Currency risk management – translation exposure
Translation exposure of Tieto’s shareholders’ equity includes the acquisition price, share capital, restricted and non-restricted reserves as well as the result of the period for subsidiaries in non-euro countries. Translation exposure also includes such monetary items for which the exchange difference shall be booked against equity. According to the Treasury Policy, hedging translation exposure is subject to Board decision.

Interest rate risk management
The objective of interest rate risk management is to minimize the effect of interest rate fluctuations on the Group’s annual results and economic positions. Group Treasury is responsible for the monitoring and operative management of the Group’s interest rate position. Interest rate position includes loans, financial investments and derivative contracts.

The Treasury Policy defines the interest rate risk management principles for the Group. According to the Treasury Policy, 12 months is defined as a benchmark for the Group’s interest rate position, in terms of average time to re-pricing. The Treasury Policy defines the allowed interest rate hedging instruments for the Group.

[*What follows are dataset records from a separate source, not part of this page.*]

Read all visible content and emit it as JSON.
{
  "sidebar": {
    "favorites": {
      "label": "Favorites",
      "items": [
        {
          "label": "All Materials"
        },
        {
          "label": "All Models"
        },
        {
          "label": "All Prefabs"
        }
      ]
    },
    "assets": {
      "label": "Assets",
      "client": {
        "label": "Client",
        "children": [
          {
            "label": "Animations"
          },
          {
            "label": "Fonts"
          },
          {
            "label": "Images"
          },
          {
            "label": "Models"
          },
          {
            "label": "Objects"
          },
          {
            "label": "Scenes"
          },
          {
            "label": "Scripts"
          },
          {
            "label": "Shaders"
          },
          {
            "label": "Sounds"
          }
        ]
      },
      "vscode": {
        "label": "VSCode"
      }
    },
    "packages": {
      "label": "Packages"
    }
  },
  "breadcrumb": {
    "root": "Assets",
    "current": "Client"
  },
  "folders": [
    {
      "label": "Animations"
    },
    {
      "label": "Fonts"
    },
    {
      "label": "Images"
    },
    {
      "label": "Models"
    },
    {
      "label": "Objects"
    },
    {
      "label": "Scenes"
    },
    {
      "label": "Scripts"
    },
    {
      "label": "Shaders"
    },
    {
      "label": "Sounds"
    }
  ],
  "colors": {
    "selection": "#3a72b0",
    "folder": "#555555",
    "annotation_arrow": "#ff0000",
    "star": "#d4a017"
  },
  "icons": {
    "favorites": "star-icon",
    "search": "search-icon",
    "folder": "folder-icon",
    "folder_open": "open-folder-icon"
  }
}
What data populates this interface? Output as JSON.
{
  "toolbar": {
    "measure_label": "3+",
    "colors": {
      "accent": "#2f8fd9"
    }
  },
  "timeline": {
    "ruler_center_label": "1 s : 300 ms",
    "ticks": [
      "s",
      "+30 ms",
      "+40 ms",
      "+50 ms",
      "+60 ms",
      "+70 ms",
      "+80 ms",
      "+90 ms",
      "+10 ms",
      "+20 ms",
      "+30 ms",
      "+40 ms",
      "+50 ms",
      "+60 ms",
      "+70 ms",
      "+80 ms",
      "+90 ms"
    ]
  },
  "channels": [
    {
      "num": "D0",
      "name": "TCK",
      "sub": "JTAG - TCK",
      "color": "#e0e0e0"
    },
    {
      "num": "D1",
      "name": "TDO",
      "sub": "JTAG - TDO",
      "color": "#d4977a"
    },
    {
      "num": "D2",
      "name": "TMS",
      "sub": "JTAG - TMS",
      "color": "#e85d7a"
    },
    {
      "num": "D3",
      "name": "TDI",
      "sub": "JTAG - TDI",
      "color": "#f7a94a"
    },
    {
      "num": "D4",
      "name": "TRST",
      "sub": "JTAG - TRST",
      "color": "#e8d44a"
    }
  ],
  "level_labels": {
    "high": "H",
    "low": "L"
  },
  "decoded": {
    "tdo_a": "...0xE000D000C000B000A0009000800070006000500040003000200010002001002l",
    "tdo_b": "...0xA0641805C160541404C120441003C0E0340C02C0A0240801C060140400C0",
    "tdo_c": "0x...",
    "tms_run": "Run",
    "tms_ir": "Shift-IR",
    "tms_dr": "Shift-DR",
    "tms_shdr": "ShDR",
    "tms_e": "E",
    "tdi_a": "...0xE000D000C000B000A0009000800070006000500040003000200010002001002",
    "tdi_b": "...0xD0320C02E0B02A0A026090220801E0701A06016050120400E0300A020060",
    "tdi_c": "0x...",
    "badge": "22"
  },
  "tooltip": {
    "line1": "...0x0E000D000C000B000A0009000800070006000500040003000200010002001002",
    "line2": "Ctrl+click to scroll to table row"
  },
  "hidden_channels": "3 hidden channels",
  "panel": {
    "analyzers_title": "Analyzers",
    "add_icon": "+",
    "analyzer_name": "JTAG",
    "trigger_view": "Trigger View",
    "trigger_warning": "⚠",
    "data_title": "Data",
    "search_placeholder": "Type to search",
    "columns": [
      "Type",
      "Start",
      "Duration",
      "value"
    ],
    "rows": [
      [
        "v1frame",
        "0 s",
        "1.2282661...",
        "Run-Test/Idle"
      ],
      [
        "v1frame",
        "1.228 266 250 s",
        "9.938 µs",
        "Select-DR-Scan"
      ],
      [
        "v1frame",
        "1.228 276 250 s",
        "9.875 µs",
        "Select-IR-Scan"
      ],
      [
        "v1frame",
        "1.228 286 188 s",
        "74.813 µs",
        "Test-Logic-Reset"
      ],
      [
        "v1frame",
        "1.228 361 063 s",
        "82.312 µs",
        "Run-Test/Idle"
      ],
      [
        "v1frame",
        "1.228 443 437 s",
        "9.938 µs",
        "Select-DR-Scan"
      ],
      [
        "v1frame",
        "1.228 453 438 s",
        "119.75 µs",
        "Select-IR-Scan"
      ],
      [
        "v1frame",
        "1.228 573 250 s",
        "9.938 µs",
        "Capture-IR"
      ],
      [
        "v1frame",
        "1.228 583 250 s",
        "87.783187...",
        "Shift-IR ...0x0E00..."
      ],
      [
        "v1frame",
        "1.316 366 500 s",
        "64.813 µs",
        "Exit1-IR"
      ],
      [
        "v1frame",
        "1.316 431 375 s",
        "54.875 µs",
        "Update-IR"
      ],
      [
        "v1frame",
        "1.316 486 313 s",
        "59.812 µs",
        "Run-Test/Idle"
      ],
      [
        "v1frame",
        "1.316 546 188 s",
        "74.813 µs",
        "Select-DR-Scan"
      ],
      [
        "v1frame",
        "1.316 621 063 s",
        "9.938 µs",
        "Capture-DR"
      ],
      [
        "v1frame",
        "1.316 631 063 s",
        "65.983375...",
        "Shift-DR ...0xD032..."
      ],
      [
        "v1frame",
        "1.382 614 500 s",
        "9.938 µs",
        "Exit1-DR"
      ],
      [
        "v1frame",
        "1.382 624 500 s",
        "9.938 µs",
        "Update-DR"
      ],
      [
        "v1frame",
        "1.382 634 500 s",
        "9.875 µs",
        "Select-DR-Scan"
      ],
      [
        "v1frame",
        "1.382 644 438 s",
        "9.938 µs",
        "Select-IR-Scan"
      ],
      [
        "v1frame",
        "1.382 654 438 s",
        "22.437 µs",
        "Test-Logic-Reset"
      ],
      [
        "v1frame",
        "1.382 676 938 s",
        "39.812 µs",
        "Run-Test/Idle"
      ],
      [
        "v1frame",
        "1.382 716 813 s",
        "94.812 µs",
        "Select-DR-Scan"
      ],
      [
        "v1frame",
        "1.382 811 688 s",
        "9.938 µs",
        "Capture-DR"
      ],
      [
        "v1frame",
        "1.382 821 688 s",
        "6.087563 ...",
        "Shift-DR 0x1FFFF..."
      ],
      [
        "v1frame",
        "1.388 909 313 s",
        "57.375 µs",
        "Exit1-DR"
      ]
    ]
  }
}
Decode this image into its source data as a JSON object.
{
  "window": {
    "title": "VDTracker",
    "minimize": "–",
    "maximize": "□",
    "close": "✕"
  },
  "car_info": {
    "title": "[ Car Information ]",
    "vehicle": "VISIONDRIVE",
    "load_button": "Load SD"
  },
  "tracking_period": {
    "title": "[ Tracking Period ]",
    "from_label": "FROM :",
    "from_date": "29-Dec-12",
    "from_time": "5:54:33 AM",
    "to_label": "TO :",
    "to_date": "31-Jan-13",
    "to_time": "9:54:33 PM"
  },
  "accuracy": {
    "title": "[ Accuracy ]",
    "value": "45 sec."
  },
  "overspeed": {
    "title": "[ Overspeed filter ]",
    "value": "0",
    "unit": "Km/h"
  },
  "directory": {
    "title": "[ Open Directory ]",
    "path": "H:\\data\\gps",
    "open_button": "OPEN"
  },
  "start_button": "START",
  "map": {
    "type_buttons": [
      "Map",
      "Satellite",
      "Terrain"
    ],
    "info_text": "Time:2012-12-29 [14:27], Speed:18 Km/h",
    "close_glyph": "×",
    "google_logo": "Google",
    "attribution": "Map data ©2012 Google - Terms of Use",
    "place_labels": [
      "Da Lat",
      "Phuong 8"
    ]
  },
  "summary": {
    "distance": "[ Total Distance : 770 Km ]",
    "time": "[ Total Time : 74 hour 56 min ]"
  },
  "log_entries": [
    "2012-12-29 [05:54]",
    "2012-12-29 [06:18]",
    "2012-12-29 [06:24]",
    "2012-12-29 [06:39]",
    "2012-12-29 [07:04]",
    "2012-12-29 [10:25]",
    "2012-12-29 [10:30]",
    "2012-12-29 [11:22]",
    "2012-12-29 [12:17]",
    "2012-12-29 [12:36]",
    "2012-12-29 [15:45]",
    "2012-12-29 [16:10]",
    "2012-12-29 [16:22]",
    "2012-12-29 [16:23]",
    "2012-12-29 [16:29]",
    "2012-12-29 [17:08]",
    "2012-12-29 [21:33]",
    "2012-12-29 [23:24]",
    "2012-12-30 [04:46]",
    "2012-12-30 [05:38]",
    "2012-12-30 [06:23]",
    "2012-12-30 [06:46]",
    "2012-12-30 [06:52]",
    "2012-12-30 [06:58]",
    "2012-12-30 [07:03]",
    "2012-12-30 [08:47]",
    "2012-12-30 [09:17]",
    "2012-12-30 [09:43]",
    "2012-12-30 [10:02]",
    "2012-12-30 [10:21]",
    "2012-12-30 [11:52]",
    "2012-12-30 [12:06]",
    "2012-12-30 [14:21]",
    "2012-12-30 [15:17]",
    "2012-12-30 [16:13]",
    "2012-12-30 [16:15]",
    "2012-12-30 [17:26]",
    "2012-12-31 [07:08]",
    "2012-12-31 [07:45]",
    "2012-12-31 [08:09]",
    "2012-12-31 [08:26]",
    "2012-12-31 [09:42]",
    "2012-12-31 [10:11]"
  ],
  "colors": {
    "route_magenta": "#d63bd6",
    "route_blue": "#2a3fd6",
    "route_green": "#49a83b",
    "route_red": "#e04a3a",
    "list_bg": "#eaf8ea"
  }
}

Liquidity risk management and funding
Liquidity risk management and funding principles are defined in the Treasury Policy. One of Group Treasury’s main tasks is to secure adequate funding for the Group. No more than 20% of the Group’s external gross debt is allowed to mature within the next 12 months.

Credit risk management
Credit risk is being managed on a Group level. The credit risk derives from financial investments, derivative contracts and customer-related risks, such as accounts receivable. Group Treasury maintains a counterparty list for commercial papers and other financial transactions according to limits set in the Treasury Policy. According to the Treasury Policy, core banks of the Group should have a minimum long-term rating of Baa3 or BBB-. The credit policy defines the limits for the acceptable credit risk level. Customer-related credit risks are monitored based on their payment history and financial strength.

Capital management
The capital structure of the Group is being continuously monitored through gearing. Gearing level is calculated by dividing interest-bearing net debt with total equity. The target is to keep the capital structure on a level securing adequate means for the operations.